JohninMK Sat Jan 28, 2017 2:11 pm
Kiev is having to come to terms with the effects of betting the house on a Hillary win on their relationship with Trump and it is not pretty. Almost certainly Trump is going to initiate an audit into what has happened to the money the US and perhaps the IMF have lent them over the past couple of years and that won't be pretty either.
Meanwhile the delusion in Kiev that Ukraine matters to anyone rolls on. Seemingly based on a Davos sideline meeting with polite Chinese we have this sand castle waiting for the tide.
This week, the Ukrainian government revealed that they are working on a policy document on Crimea's 'reintegration' into Ukraine, and would be discussing it with Kiev's partners abroad. Commenting on the plans, which in a bizarre twist may also involve China, political scientist Dmitri Zhuravlev said that they seem to be nothing but hot air.

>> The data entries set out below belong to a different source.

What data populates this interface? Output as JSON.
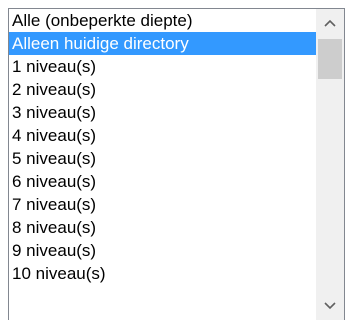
{
  "listbox": {
    "selected_index": 1,
    "items": [
      "Alle (onbeperkte diepte)",
      "Alleen huidige directory",
      "1 niveau(s)",
      "2 niveau(s)",
      "3 niveau(s)",
      "4 niveau(s)",
      "5 niveau(s)",
      "6 niveau(s)",
      "7 niveau(s)",
      "8 niveau(s)",
      "9 niveau(s)",
      "10 niveau(s)"
    ]
  },
  "scrollbar": {
    "up_icon": "chevron-up-icon",
    "down_icon": "chevron-down-icon",
    "position": 0
  },
  "colors": {
    "selection": "#3399ff",
    "selection_text": "#ffffff",
    "border": "#828790",
    "scroll_track": "#f0f0f0",
    "scroll_thumb": "#cdcdcd"
  }
}
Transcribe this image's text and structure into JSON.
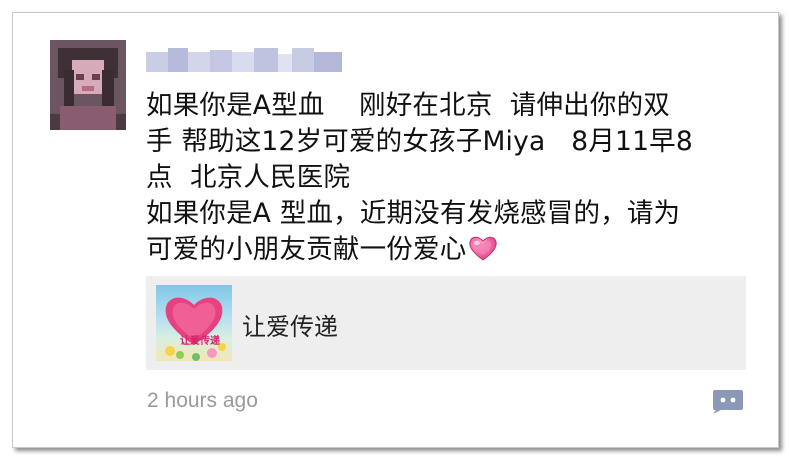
{
  "post": {
    "username_pixelated": "",
    "text_lines": [
      "如果你是A型血    刚好在北京  请伸出你的双",
      "手 帮助这12岁可爱的女孩子Miya   8月11早8",
      "点  北京人民医院",
      "如果你是A 型血，近期没有发烧感冒的，请为",
      "可爱的小朋友贡献一份爱心"
    ],
    "emoji": "pink-heart-icon"
  },
  "link_card": {
    "title": "让爱传递",
    "thumbnail_caption": "让爱传递",
    "thumbnail_icon": "heart-icon"
  },
  "footer": {
    "timestamp": "2 hours ago",
    "comment_icon": "comment-icon"
  },
  "colors": {
    "text": "#111111",
    "timestamp": "#9a9a9a",
    "card_bg": "#eeeeee",
    "comment_icon": "#8c98b8",
    "heart": "#e8417f"
  }
}
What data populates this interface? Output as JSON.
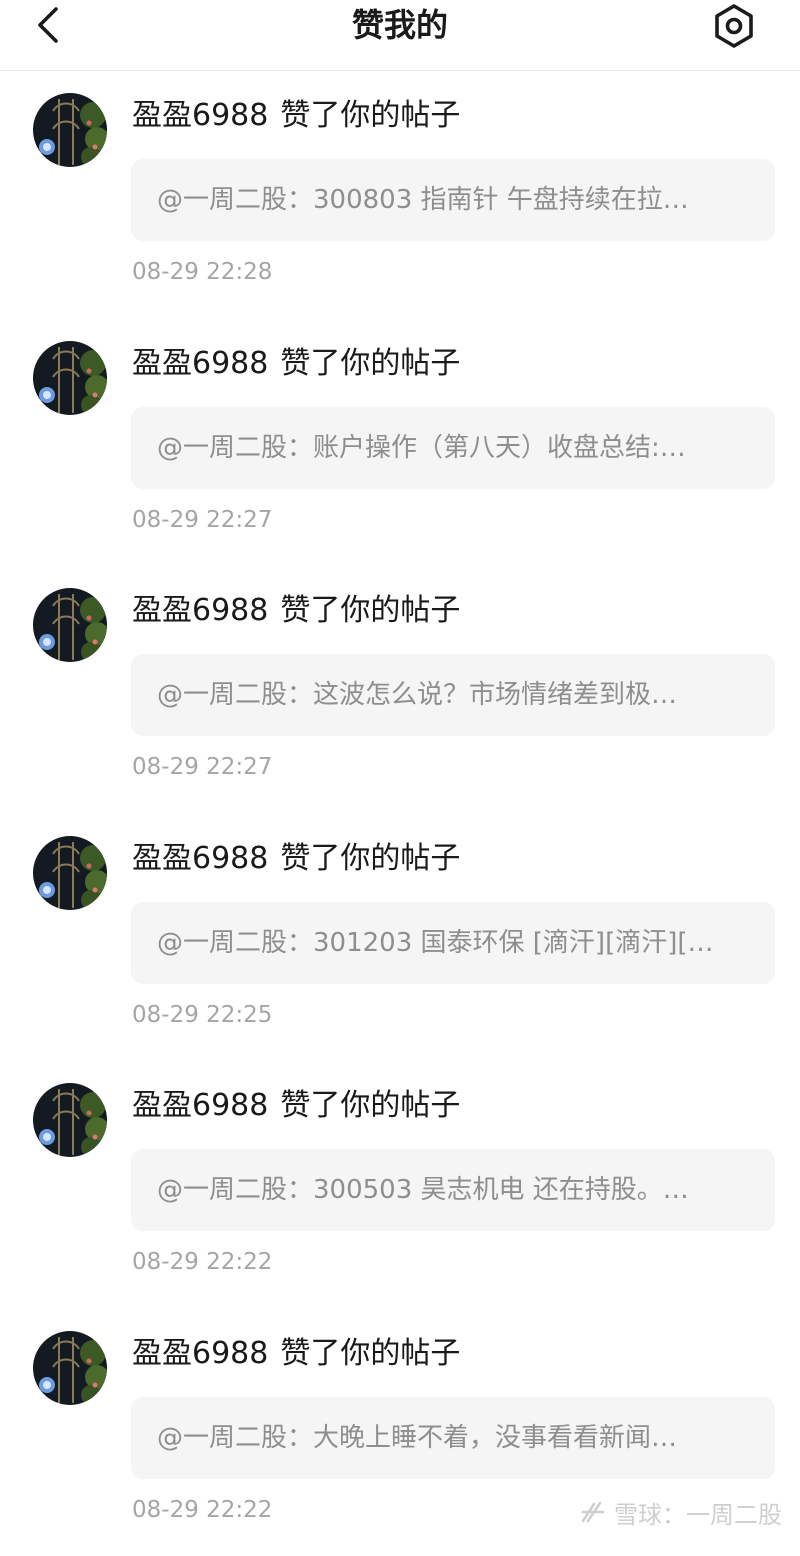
{
  "header": {
    "title": "赞我的",
    "back_icon": "chevron-left-icon",
    "settings_icon": "settings-gear-icon"
  },
  "items": [
    {
      "actor": "盈盈6988",
      "action": "赞了你的帖子",
      "post": "@一周二股：300803 指南针 午盘持续在拉…",
      "time": "08-29 22:28"
    },
    {
      "actor": "盈盈6988",
      "action": "赞了你的帖子",
      "post": "@一周二股：账户操作（第八天）收盘总结:…",
      "time": "08-29 22:27"
    },
    {
      "actor": "盈盈6988",
      "action": "赞了你的帖子",
      "post": "@一周二股：这波怎么说？市场情绪差到极…",
      "time": "08-29 22:27"
    },
    {
      "actor": "盈盈6988",
      "action": "赞了你的帖子",
      "post": "@一周二股：301203 国泰环保 [滴汗][滴汗][…",
      "time": "08-29 22:25"
    },
    {
      "actor": "盈盈6988",
      "action": "赞了你的帖子",
      "post": "@一周二股：300503 昊志机电 还在持股。…",
      "time": "08-29 22:22"
    },
    {
      "actor": "盈盈6988",
      "action": "赞了你的帖子",
      "post": "@一周二股：大晚上睡不着，没事看看新闻…",
      "time": "08-29 22:22"
    }
  ],
  "watermark": {
    "text": "雪球：一周二股",
    "logo_icon": "snowball-logo-icon"
  }
}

On Thursday, Vadim Chernysh, the head of Ukraine's Ministry of Temporarily Occupied Territories, told the Ukrainskaya Pravda newspaper that the cabinet of ministers is preparing an action plan for Crimea's 'reintegration' into Ukraine. Chernysh stressed that this document "will be discussed with the public and with our international partners," and that Kiev would need about a month to develop it.
News of the draft document follows on intense Ukrainian political and media discussion about the possibility of China helping Kiev take Crimea back from Russia. Such discussions began last week, after Ukrainian President Petro Poroshenko met with Chinese President Xi Jinping on the sidelines of the Davos economic forum. Xi told Poroshenko that China would like to "play a constructive role in promoting a political resolution to the crisis" in Ukraine, which Ukrainian officials and pundits took to mean that Beijing would help Ukraine gain control over the Donbass and perhaps even Crimea.
A few Russian officials soon responded to Kiev's lofty ambitions. On Thursday, Senator Alexei Pushkov tweeted that President Poroshenko "understands perfectly well that there will be no 'reintegration' of Crimea. This idea, and the odd appeal to the leader of China are needed for another reason: to create the myth that the subject is still relevant."